Uma das memórias da passagem por Portugal que o ativista dos direitos humanos Albie Sachs guarda é o 25 de Abril de 1974, uma inspiração para a sua luta contra o 'apartheid' na África do Sul.
O antigo juiz do Tribunal Constitucional de África do Sul, considerado um dos pais da Constituição sul-africana, lembrou, em entrevista à agência Lusa, "o ambiente muito agradável" em Lisboa por aqueles dias da Revolução dos Cravos.
"As pessoas estavam a dançar e a cantar na rua 'Grândola, Vila Morena'", recordou Albie Sachs, que, anos mais tarde, voltou a Portugal, sem parte do braço direito e sem visão no olho esquerdo, para prosseguir a recuperação do atentado que sofreu em abril de 1988, em Maputo, Moçambique.
No retorno a Lisboa, para um restabelecimento "organizado até ao pormenor mais pequeno", o sul-africano não voltou a experimentar as vivências de abril de 1974.
"Voltei após atentado, foi uma recuperação do corpo, de espírito e alma.
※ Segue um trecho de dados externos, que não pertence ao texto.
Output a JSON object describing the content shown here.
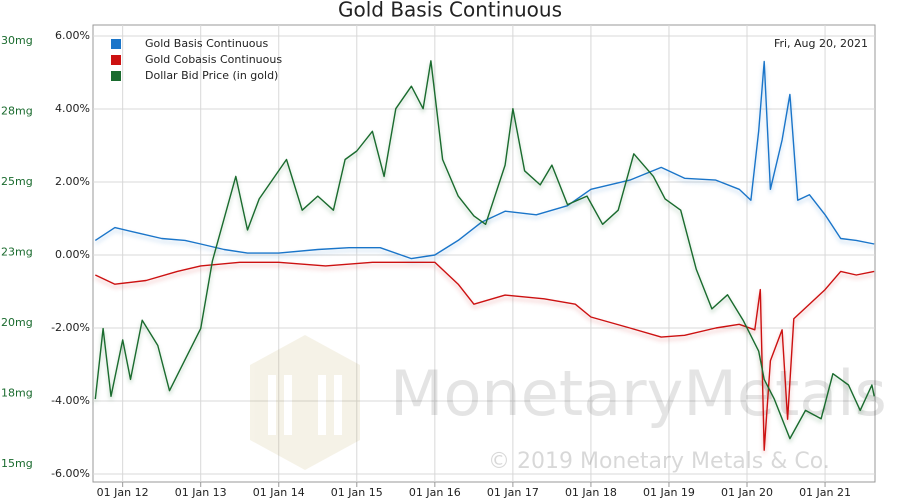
{
  "chart_data": {
    "type": "line",
    "title": "Gold Basis Continuous",
    "date_label": "Fri, Aug 20, 2021",
    "watermark": "MonetaryMetals",
    "copyright": "© 2019 Monetary Metals & Co.",
    "grid": true,
    "legend": "upper left",
    "xlim": [
      2011.62,
      2021.64
    ],
    "xticks": [
      {
        "value": 2012,
        "label": "01 Jan 12"
      },
      {
        "value": 2013,
        "label": "01 Jan 13"
      },
      {
        "value": 2014,
        "label": "01 Jan 14"
      },
      {
        "value": 2015,
        "label": "01 Jan 15"
      },
      {
        "value": 2016,
        "label": "01 Jan 16"
      },
      {
        "value": 2017,
        "label": "01 Jan 17"
      },
      {
        "value": 2018,
        "label": "01 Jan 18"
      },
      {
        "value": 2019,
        "label": "01 Jan 19"
      },
      {
        "value": 2020,
        "label": "01 Jan 20"
      },
      {
        "value": 2021,
        "label": "01 Jan 21"
      }
    ],
    "ylim": [
      -6.22,
      6.3
    ],
    "yticks": [
      {
        "value": 6,
        "label": "6.00%"
      },
      {
        "value": 4,
        "label": "4.00%"
      },
      {
        "value": 2,
        "label": "2.00%"
      },
      {
        "value": 0,
        "label": "0.00%"
      },
      {
        "value": -2,
        "label": "-2.00%"
      },
      {
        "value": -4,
        "label": "-4.00%"
      },
      {
        "value": -6,
        "label": "-6.00%"
      }
    ],
    "y2lim": [
      14.36,
      30.57
    ],
    "y2ticks": [
      {
        "value": 30,
        "label": "30mg"
      },
      {
        "value": 27.5,
        "label": "28mg"
      },
      {
        "value": 25,
        "label": "25mg"
      },
      {
        "value": 22.5,
        "label": "23mg"
      },
      {
        "value": 20,
        "label": "20mg"
      },
      {
        "value": 17.5,
        "label": "18mg"
      },
      {
        "value": 15,
        "label": "15mg"
      }
    ],
    "series": [
      {
        "name": "Gold Basis Continuous",
        "color": "#1a75c9",
        "axis": "y",
        "x": [
          2011.65,
          2011.9,
          2012.2,
          2012.5,
          2012.8,
          2013.0,
          2013.3,
          2013.6,
          2014.0,
          2014.5,
          2014.9,
          2015.3,
          2015.7,
          2016.0,
          2016.3,
          2016.6,
          2016.9,
          2017.3,
          2017.7,
          2018.0,
          2018.5,
          2018.9,
          2019.2,
          2019.6,
          2019.9,
          2020.05,
          2020.15,
          2020.22,
          2020.3,
          2020.45,
          2020.55,
          2020.65,
          2020.8,
          2021.0,
          2021.2,
          2021.4,
          2021.63
        ],
        "values": [
          0.4,
          0.75,
          0.6,
          0.45,
          0.4,
          0.3,
          0.15,
          0.05,
          0.05,
          0.15,
          0.2,
          0.2,
          -0.1,
          0,
          0.4,
          0.9,
          1.2,
          1.1,
          1.35,
          1.8,
          2.05,
          2.4,
          2.1,
          2.05,
          1.8,
          1.5,
          3.4,
          5.3,
          1.8,
          3.15,
          4.4,
          1.5,
          1.65,
          1.1,
          0.45,
          0.4,
          0.3
        ]
      },
      {
        "name": "Gold Cobasis Continuous",
        "color": "#cc1111",
        "axis": "y",
        "x": [
          2011.65,
          2011.9,
          2012.3,
          2012.7,
          2013.0,
          2013.5,
          2014.0,
          2014.6,
          2015.2,
          2015.7,
          2016.0,
          2016.3,
          2016.5,
          2016.9,
          2017.4,
          2017.8,
          2018.0,
          2018.5,
          2018.9,
          2019.2,
          2019.6,
          2019.9,
          2020.1,
          2020.17,
          2020.22,
          2020.3,
          2020.45,
          2020.52,
          2020.6,
          2020.8,
          2021.0,
          2021.2,
          2021.4,
          2021.63
        ],
        "values": [
          -0.55,
          -0.8,
          -0.7,
          -0.45,
          -0.3,
          -0.2,
          -0.2,
          -0.3,
          -0.2,
          -0.2,
          -0.2,
          -0.8,
          -1.35,
          -1.1,
          -1.2,
          -1.35,
          -1.7,
          -2.0,
          -2.25,
          -2.2,
          -2.0,
          -1.9,
          -2.05,
          -0.95,
          -5.35,
          -2.9,
          -2.05,
          -4.5,
          -1.75,
          -1.35,
          -0.95,
          -0.45,
          -0.55,
          -0.45
        ]
      },
      {
        "name": "Dollar Bid Price (in gold)",
        "color": "#1a6b2e",
        "axis": "y2",
        "x": [
          2011.65,
          2011.75,
          2011.85,
          2012.0,
          2012.1,
          2012.25,
          2012.45,
          2012.6,
          2012.8,
          2013.0,
          2013.15,
          2013.3,
          2013.45,
          2013.6,
          2013.75,
          2013.95,
          2014.1,
          2014.3,
          2014.5,
          2014.7,
          2014.85,
          2015.0,
          2015.2,
          2015.35,
          2015.5,
          2015.7,
          2015.85,
          2015.95,
          2016.1,
          2016.3,
          2016.5,
          2016.65,
          2016.9,
          2017.0,
          2017.15,
          2017.35,
          2017.5,
          2017.7,
          2017.95,
          2018.15,
          2018.35,
          2018.55,
          2018.8,
          2018.95,
          2019.15,
          2019.35,
          2019.55,
          2019.75,
          2019.95,
          2020.15,
          2020.22,
          2020.35,
          2020.55,
          2020.75,
          2020.95,
          2021.1,
          2021.3,
          2021.45,
          2021.6,
          2021.63
        ],
        "values": [
          17.3,
          19.8,
          17.4,
          19.4,
          18.0,
          20.1,
          19.2,
          17.6,
          18.7,
          19.8,
          22.2,
          23.7,
          25.2,
          23.3,
          24.4,
          25.2,
          25.8,
          24.0,
          24.5,
          24.0,
          25.8,
          26.1,
          26.8,
          25.2,
          27.6,
          28.4,
          27.6,
          29.3,
          25.8,
          24.5,
          23.8,
          23.5,
          25.6,
          27.6,
          25.4,
          24.9,
          25.6,
          24.2,
          24.5,
          23.5,
          24.0,
          26.0,
          25.2,
          24.4,
          24.0,
          21.9,
          20.5,
          21.0,
          20.1,
          19.0,
          18.0,
          17.3,
          15.9,
          16.9,
          16.6,
          18.2,
          17.8,
          16.9,
          17.8,
          17.4
        ]
      }
    ]
  }
}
Foi uma recuperação magnífica. Obrigado, Portugal! Mas o espírito de 'Grândola, Vila Morena', da nossa luta, de amizade, de solidariedade foi muito forte" aquando da Revolução dos Cravos.
Recuperando a memória de quando foi perseguido, torturado, preso e isolado pelo regime sul-africano do 'apartheid', Albie Sachs, considerado terrorista pelo Governo da África do Sul, declarou que, como "combatente da liberdade", o 25 de Abril de 1974 o "inspirou".
A quada do regime do 'apartheid' - sistema que perdurou de 1948 a 1994 - permitiu o regresso de Albie Sachs à terra natal, depois de um exílio prolongado - 11 anos em Londres e 12 em Maputo.
Durante esse tempo, que recordou por ter sido "um período ", manteve-se sempre ativo na defesa dos direitos humanos e no trabalho no Congresso Nacional Sul-africano (ANC), tendo trabalhado com Oliver Tambo, presidente daquela força política no exílio.
Nelson Mandela convidou-o para o Tribunal Constitucional da África do Sul em 1994 e Albie Sachs passou de terrorista a legislador, o que, disse, "não foi nada difícil".
Até 1994, "a lei era racista, violenta para a população e naturalmente estava contra isso", lembrando que a elaboração da Constituição, na qual interveio, permitiu "fazer uma lei a favor da população, contra um poder totalitário do Estado, a favor da liberdade de expressão, da democracia e da justiça social".
"Foi uma decisão muito alegre e senti-me muito confortável com a transição" do regime do 'apartheid' para "uma democracia", com um texto constitucional imbuído "do espírito da Constituição portuguesa".
Albie Sachs referiu que, na altura da redação da Constituição da África do Sul, se consultou o texto fundamental da República Portuguesa, que, "depois da ditadura", tinha "um aspeto social muito importante, não só para os ricos e intelectuais, mas para todos".
"Olhámos para a Constituição de Portugal e esse foi o elemento da Constituição portuguesa que aproveitámos. As palavras não, mas o espírito", realçando o caráter "abrangente".
Para Albie Sachs, a Constituição portuguesa "é para toda a gente, com linguagem aberta, com valores muito bem registados, os valores de solidariedade e dignidade humana, muita mais justa contra a discriminação e o 'apartheid' e a favor da igualdade".
A Constituição da África do Sul é uma das recordações que Albie Sachs contou o filho, Oliver, de 11 anos, que "desde os quatro começou a fazer perguntas sobre a vida do pai".
Fruto do casamento de Albie em segundas núpcias com Vanessa, Oliver, cujo nome foi-lhe atribuído em homenagem a Oliver Tambo, "é um rapaz de grande sensibilidade".
"Ele fez perguntas sobre a minha vida", afirmou Albie Sachs, que, um dia, teve de responder à questão por que não tem parte do braço direito e visão no olho esquerdo.
"Fui com ele a Maputo, ao sítio do atentado, para contar ao meu filho o que tinha acontecido. Fizemos num filme. Falei sobre o momento. Foi muito importante para o nosso relacionamento ir àquele sítio em Maputo", disse
Relatos ao filho sobre uma vida de luta constante contra as injustiças do 'apartheid', pela igualdade, é bem mais complicado.
"Não falo muito diretamente sobre a luta. A única parte em que eu tenho dificuldade em explicar é o racismo, para lhe dizer que a sua mãe e eu não podíamos ser casados naquela altura, teria sido contra a lei. Não quero falar-lhe sobre aquela vida racista. Ele pode aprender por ele próprio, foi duro demais para mim para lhe contar sobre o sistema do apartheid'", concluiu.